Arrêté lors des journées d’émeutes qui ont secoué le G20 de Hambourg les 7 et 8 juillet 2017, Fabio est accusé de jet de projectile et de rébellion. Il est incarcéré depuis 4 mois à la prison de Billwerder et comparaissait le 7 novembre dernier devant le tribunal pour mineur d’Altona à Hambourg. Nous reproduisons ici la déclaration qu’il a faite ce jour-là devant ses juges et qui contient plus de vérité, de sincérité et de justesse que tous les solipsismes inconséquents de procureurs.

Les prochaines audiences de son procès auront lieu les 27 novembre et 7 décembre prochain.

Madame la juge, messieurs les jurés, madame le procureur, monsieur l’assistant du tribunal pour mineurs.

Vous, aujourd’hui, vous êtes appelés à juger un homme. Vous l’avez appelé un « criminel agressif » et « irrespectueux de la dignité humaine ». Personnellement je ne prête aucune attention aux appellations que vous m’attribuez. Moi, je suis seulement un garçon de bonne volonté.

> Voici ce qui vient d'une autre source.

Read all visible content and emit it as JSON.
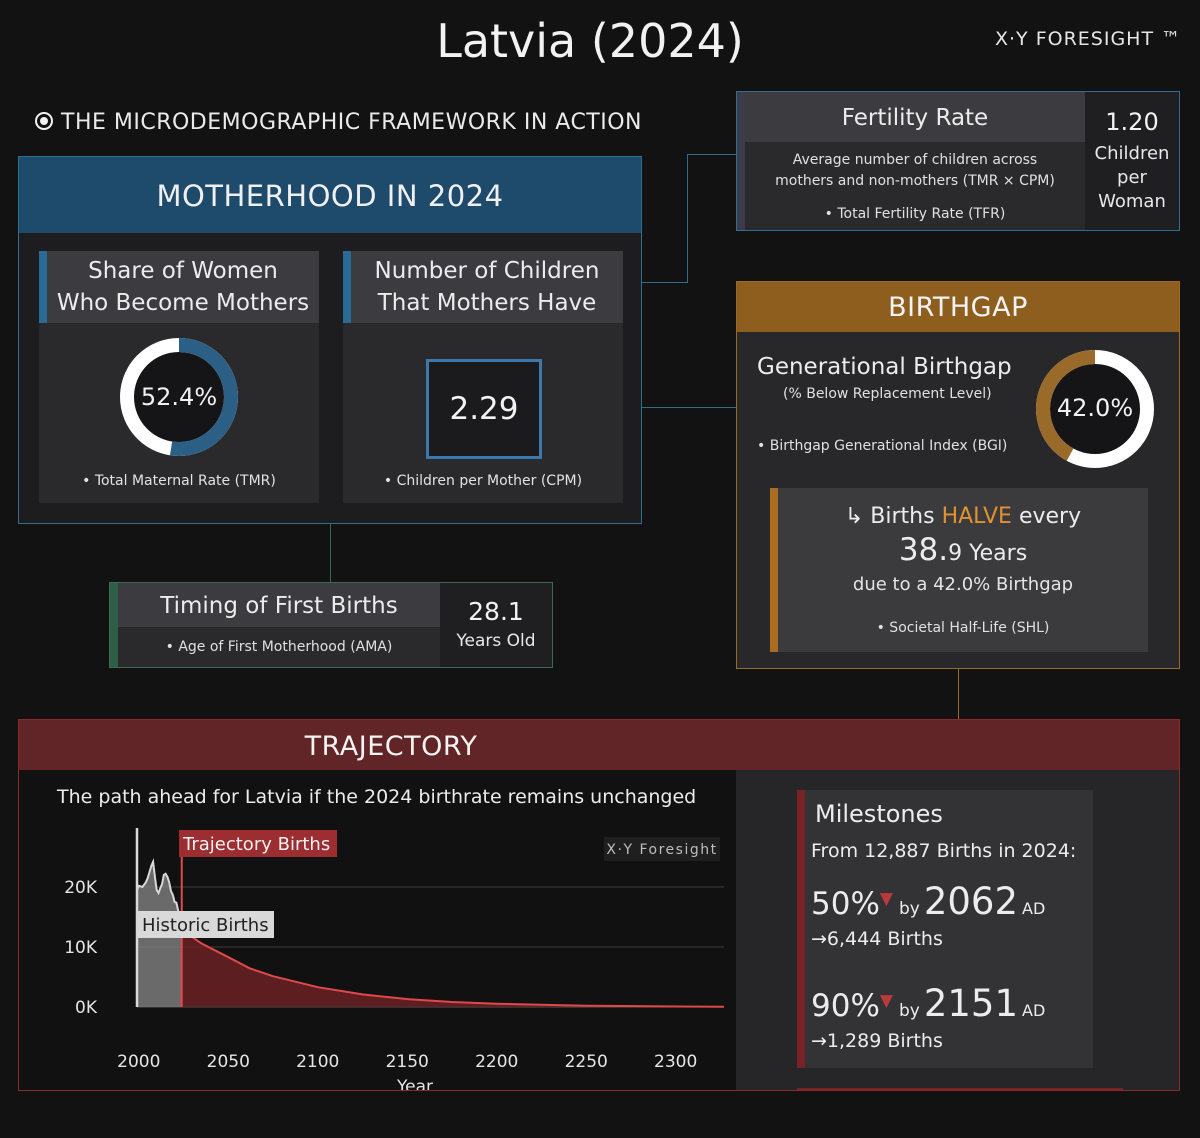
{
  "title": "Latvia (2024)",
  "brand": "X·Y FORESIGHT ™",
  "framework_label": "THE MICRODEMOGRAPHIC FRAMEWORK IN ACTION",
  "motherhood": {
    "header": "MOTHERHOOD IN 2024",
    "share_title_line1": "Share of Women",
    "share_title_line2": "Who Become Mothers",
    "share_value": "52.4%",
    "share_fraction": 0.524,
    "share_footnote": "• Total Maternal Rate (TMR)",
    "children_title_line1": "Number of Children",
    "children_title_line2": "That Mothers Have",
    "children_value": "2.29",
    "children_footnote": "• Children per Mother (CPM)"
  },
  "fertility": {
    "title": "Fertility Rate",
    "desc_line1": "Average number of children across",
    "desc_line2": "mothers and non-mothers (TMR × CPM)",
    "footnote": "• Total Fertility Rate (TFR)",
    "value": "1.20",
    "unit_line1": "Children",
    "unit_line2": "per",
    "unit_line3": "Woman"
  },
  "timing": {
    "title": "Timing of First Births",
    "footnote": "• Age of First Motherhood (AMA)",
    "value": "28.1",
    "unit": "Years Old"
  },
  "birthgap": {
    "header": "BIRTHGAP",
    "title": "Generational Birthgap",
    "subtitle": "(% Below Replacement Level)",
    "footnote": "• Birthgap Generational Index (BGI)",
    "value": "42.0%",
    "fraction": 0.42,
    "halve_prefix": "↳ Births ",
    "halve_word": "HALVE",
    "halve_suffix": " every",
    "years_int": "38.",
    "years_dec": "9",
    "years_unit": " Years",
    "due_to": "due to a 42.0% Birthgap",
    "shl_footnote": "• Societal Half-Life (SHL)"
  },
  "trajectory": {
    "header": "TRAJECTORY",
    "subtitle": "The path ahead for Latvia if the 2024 birthrate remains unchanged",
    "watermark": "X·Y Foresight",
    "label_trajectory": "Trajectory Births",
    "label_historic": "Historic Births"
  },
  "milestones": {
    "title": "Milestones",
    "from": "From 12,887 Births in 2024:",
    "items": [
      {
        "pct": "50%",
        "by": "by",
        "year": "2062",
        "ad": "AD",
        "births": "→6,444 Births"
      },
      {
        "pct": "90%",
        "by": "by",
        "year": "2151",
        "ad": "AD",
        "births": "→1,289 Births"
      }
    ]
  },
  "colors": {
    "tmr_ring": "#2c5f86",
    "birthgap_ring": "#9a6a2a",
    "trajectory_fill": "#6b2124",
    "trajectory_line": "#e0484b",
    "historic_fill": "#7a7a7a"
  },
  "chart_data": {
    "type": "area",
    "xlabel": "Year",
    "ylabel": "",
    "x_ticks": [
      2000,
      2050,
      2100,
      2150,
      2200,
      2250,
      2300
    ],
    "y_ticks": [
      {
        "value": 0,
        "label": "0K"
      },
      {
        "value": 10000,
        "label": "10K"
      },
      {
        "value": 20000,
        "label": "20K"
      }
    ],
    "xlim": [
      1999,
      2327
    ],
    "ylim": [
      0,
      25000
    ],
    "grid": true,
    "series": [
      {
        "name": "Historic Births",
        "x": [
          1999,
          2000,
          2002,
          2004,
          2005,
          2006,
          2007,
          2008,
          2009,
          2010,
          2011,
          2012,
          2013,
          2014,
          2015,
          2016,
          2017,
          2018,
          2019,
          2020,
          2021,
          2022,
          2023,
          2024
        ],
        "y": [
          19500,
          20200,
          20000,
          20800,
          21500,
          22500,
          23500,
          24200,
          21700,
          19500,
          19000,
          19800,
          20500,
          22000,
          22200,
          21700,
          20800,
          19300,
          18700,
          17500,
          17400,
          16000,
          14600,
          12887
        ]
      },
      {
        "name": "Trajectory Births",
        "x": [
          2024,
          2035,
          2050,
          2062,
          2075,
          2100,
          2125,
          2151,
          2175,
          2200,
          2250,
          2300,
          2327
        ],
        "y": [
          12887,
          10600,
          8300,
          6444,
          5130,
          3300,
          2100,
          1289,
          840,
          540,
          220,
          90,
          55
        ]
      }
    ]
  }
}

Avant tout je voudrais dire que probablement ces messieurs les politiciens, ces messieurs les commissaires de police et ces messieurs les magistrats pensent qu’en incarcérant et arrêtant quelques jeunes cela puisse arrêter la contestation dans les rues. Probablement ces messieurs pensent que les prisons suffisent à éteindre les voix rebelles qui s’élèvent de partout. Probablement ces messieurs pensent que la répression arrêtera notre soif de liberté, notre volonté de construire un monde meilleur.

Et bien ces messieurs se trompent. Et c’est l’Histoire qui leur donne tort.

Parce qu’un nombre incalculable de garçons et de filles sont passés, comme moi, devant un tribunal comme celui-ci.

En effet aujourd’hui c’est à Hambourg, hier à Gênes et encore avant à Seattle.

Vous, vous essayez d’empêcher la propagation des voix de la révolte qui s’élèvent partout par n’importe quel moyen « légal », par n’importe quel moyen « procédurier ».

Quoiqu’il arrive, peu importe la décision qui sera prise par ce tribunal, elle n’aura aucune influence sur notre protestation. Il y aura encore tout autant de garçons et de filles qui, portés par les mêmes idéaux descendront dans les rues d’Europe. Se préoccupant guère de ces prisons que dans un essoufflement, vous vous efforcez de remplir de prisonniers politiques.

Mais venons-en donc à l’essentiel, madame la juge, messieurs les jurés, madame le procureur, monsieur l’assistant du tribunal pour mineur.

Venons-en donc à l’essentiel.

Comme vous pouvez l’imaginer, je veux user de mon droit de ne pas faire de déclarations en rapport avec le fait spécifique pour lequel vous me poursuivez. Toutefois je voudrais porter l’attention sur les motivations qui poussent un jeune ouvrier d’une petite ville reculée des Pré-alpes orientales à venir à Hambourg.

Pour manifester son propre désaccord avec le sommet du G20.

G20. Rien que le nom a déjà en soi, quelque chose de pervers.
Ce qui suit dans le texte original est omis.